Pada hari itu juga, di tempat lain nun jauh ribuan mil terjadi juga adegan kasar. Sore hari 12 April waktu setempat, di New York. Pada pertemuan tingkat Sekjen PBB, Rusia sekali lagi men-veto resolusi tentang senjata kimia Syria yang diajukan oleh AS, Inggris dan Prancis. Koflik seperti ini sudah berkali-kali terjadi sebelumnya dan sudah tidak heran. Yang mengejutkan justru konflik antara dua kubu tersebut saat KTT.
Ambassador Inggris di PBB Matthew Recoil menyatakan: “Kebanggaan Rusia dalam proses Astana telah berubah menjadi penghinaan. Dan Kredibilitas dan reputasi Rusia di seluruh dunia telah diracuni oleh racun yang terkait dengan Assad.”
Wakil Ambassador Rusia di PBB Vladimir Safronkov dengan keras menyatakan : “ Ketua, saya akan minta Anda memastikan aturan prosedur pertemuan ini dihormati. Jika beberapa anggotanya berbicara dengan tidak hormat, saya tidak dapat menerima Anda menghina Rusia.”
“The Guardian” harian Inggris menyatakan bahwa bahasa yang digunakan dalam Dewan Keamanan PBB “kasar dan tidak sopan.” Al Jazeera mengatakan bahwa ini mencerminkan perpecahan yang mendalam antara Rusia dan Barat.
Serangan Rudal AS Tomahawk
Pada pagi hari 17 April 2017, waktu setempat, AS secara tiba-tiba melancarkan serangan udara ke salah satu pangkalan angkatan udara pemerintah Syria. Militer AS dari dua kapal perusak Arleigh Burke-class; USS Porter dan USS Ross yang ditempatkan di bagian timur Laut Mediterania, meluncurkan 59 buah rudal jelajah Tomahawk ke Pangkalan Angaktan Udara Shayrat 40 km tenggara Homs, Syria.

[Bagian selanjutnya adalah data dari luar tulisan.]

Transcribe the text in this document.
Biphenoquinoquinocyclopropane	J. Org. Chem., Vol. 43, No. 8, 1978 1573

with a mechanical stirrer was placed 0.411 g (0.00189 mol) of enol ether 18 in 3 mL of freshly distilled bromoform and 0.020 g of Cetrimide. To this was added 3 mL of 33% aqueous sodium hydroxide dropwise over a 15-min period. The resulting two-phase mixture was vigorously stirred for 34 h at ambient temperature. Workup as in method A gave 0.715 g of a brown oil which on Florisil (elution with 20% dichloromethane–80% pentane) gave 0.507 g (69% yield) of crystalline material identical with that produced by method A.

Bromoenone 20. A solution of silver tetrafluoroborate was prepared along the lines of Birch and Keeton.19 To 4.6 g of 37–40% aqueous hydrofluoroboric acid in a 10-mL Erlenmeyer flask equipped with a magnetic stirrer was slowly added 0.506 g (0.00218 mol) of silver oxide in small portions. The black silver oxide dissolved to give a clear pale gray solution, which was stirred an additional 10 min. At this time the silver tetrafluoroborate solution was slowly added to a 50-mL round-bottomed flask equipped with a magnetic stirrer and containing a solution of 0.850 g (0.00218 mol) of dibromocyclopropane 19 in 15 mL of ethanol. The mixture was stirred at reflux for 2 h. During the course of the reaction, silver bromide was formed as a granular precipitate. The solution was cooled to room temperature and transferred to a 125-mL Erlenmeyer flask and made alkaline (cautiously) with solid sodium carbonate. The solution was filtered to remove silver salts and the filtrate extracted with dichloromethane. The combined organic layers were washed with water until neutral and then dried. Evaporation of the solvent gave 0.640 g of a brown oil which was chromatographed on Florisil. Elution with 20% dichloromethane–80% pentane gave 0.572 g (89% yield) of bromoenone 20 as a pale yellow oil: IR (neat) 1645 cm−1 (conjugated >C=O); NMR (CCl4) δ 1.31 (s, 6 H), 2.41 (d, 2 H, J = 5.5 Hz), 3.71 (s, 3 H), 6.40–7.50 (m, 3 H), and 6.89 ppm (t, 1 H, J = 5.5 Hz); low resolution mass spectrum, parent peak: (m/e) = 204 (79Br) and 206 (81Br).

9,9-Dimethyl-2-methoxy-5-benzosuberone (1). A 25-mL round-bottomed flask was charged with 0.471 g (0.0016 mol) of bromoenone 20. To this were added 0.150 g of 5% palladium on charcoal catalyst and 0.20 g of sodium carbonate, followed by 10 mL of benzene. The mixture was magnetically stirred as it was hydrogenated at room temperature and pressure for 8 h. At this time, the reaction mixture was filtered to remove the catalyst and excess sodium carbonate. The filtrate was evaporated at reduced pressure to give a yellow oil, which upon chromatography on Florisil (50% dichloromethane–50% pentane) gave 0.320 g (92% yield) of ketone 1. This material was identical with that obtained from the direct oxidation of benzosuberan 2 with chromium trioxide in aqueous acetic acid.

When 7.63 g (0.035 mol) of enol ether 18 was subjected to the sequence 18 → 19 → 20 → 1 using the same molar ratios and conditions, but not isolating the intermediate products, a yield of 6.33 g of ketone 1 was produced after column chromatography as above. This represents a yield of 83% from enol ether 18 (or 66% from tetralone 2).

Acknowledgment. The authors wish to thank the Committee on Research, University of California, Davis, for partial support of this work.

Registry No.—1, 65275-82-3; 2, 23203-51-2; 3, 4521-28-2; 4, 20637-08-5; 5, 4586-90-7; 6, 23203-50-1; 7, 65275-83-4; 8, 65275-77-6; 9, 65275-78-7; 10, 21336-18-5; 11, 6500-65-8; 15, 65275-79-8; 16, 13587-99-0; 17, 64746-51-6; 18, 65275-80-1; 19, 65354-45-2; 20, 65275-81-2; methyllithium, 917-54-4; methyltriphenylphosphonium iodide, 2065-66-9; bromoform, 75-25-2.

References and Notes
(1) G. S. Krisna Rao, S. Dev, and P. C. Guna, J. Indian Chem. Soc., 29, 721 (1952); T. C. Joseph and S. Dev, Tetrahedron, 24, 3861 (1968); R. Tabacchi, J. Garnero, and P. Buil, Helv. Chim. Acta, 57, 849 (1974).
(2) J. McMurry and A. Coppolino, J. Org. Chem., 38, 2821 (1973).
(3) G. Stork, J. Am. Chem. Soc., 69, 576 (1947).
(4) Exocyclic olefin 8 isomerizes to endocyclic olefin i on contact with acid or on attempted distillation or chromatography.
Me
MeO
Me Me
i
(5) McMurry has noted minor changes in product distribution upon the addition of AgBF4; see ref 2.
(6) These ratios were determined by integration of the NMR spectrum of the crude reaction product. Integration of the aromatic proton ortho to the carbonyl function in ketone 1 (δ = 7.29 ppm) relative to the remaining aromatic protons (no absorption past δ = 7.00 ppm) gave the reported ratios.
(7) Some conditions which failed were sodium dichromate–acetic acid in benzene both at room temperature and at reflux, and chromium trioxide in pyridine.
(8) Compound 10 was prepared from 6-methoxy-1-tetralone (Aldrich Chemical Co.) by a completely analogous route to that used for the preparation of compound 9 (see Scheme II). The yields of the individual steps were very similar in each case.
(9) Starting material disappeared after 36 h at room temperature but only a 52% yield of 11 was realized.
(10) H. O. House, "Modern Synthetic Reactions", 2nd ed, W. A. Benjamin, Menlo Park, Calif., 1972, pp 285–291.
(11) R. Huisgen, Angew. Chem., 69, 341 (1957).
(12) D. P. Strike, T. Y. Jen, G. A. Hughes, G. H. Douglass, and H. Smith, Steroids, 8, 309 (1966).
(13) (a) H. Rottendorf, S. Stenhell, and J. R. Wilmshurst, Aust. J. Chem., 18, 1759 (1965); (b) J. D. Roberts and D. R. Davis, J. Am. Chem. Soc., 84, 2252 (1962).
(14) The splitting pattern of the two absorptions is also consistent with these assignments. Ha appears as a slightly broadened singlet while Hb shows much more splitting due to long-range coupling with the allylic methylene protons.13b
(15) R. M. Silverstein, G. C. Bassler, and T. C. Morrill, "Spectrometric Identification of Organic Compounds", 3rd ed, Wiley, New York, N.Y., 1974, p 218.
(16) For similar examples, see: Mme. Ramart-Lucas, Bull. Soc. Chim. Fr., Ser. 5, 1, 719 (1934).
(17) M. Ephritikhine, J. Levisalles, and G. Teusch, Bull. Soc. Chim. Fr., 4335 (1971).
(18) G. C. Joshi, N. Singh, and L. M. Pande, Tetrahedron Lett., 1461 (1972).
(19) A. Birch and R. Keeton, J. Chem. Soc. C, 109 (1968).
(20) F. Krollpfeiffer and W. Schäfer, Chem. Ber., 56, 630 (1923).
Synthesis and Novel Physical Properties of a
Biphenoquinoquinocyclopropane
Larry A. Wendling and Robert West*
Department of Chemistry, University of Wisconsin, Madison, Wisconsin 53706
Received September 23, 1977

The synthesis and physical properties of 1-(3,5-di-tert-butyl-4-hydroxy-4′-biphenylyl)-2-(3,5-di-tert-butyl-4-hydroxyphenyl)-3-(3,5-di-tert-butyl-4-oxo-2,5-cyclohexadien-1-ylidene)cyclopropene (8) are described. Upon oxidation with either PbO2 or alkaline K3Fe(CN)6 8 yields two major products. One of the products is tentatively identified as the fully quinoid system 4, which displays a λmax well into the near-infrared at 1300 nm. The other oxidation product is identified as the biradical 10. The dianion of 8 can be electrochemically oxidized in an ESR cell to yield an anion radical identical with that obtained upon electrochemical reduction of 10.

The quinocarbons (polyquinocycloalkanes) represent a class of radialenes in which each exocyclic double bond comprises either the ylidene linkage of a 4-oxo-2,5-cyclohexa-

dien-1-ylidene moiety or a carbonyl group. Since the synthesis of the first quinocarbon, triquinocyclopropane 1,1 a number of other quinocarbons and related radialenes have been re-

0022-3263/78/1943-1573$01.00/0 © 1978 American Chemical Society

Presiden Trump secara pribadi menyetujui operasi militer ini dan menonton video jarak jauh jalannya misi. Ini adalah operasi militer besar pertama yang dilakukan militer AS sejak Trump memasuki Gedung Putih.
Syria mengklaim bahwa serangan militer AS merupakan “tindakan agresi.” Tapi penyebab militer AS melakukan serangan tesebut dikaitan dengan serangan senjata kimia beberapa hari sebelumnya.
Pada 4 April waktu setempat, “Observasi Syria untuk HAM ( Observatory for Human Right),” sebuah organisasi pro-oposisi yang berkantor pusat di London, melaporkan bahwa di sebuah kota selatan Idlib terjadi serangan udara dengan menggunakan gas beracun atau senjata kimia yang berakibat setidaknya 58 orang tewas, 11 diantaranya adalah anak-anak.
Pada 6 April, Kementerian Kesehatan Turki mengatakan bahwa hasil otopsi menunjukkan korban yang meninggal diakibatkan gas racun.
Sekjen PBB Antonio Guterres menyatakan: Kejadian kemarin yang mengerikan menunjukkan kejahatan perang sedang terjadi di Syria, hukum kemanusiaan internasional masih sering saja dilanggar. Dewan Keamanan PBB akan mengadakan pertemuan hari ini, kami telah meminta pertanggung jawaban sehubungan dengan kejahatan yang telah dilakukan ini, dan saya yakin Dewan Keamanan akan menjalankan tanggung jawabnya.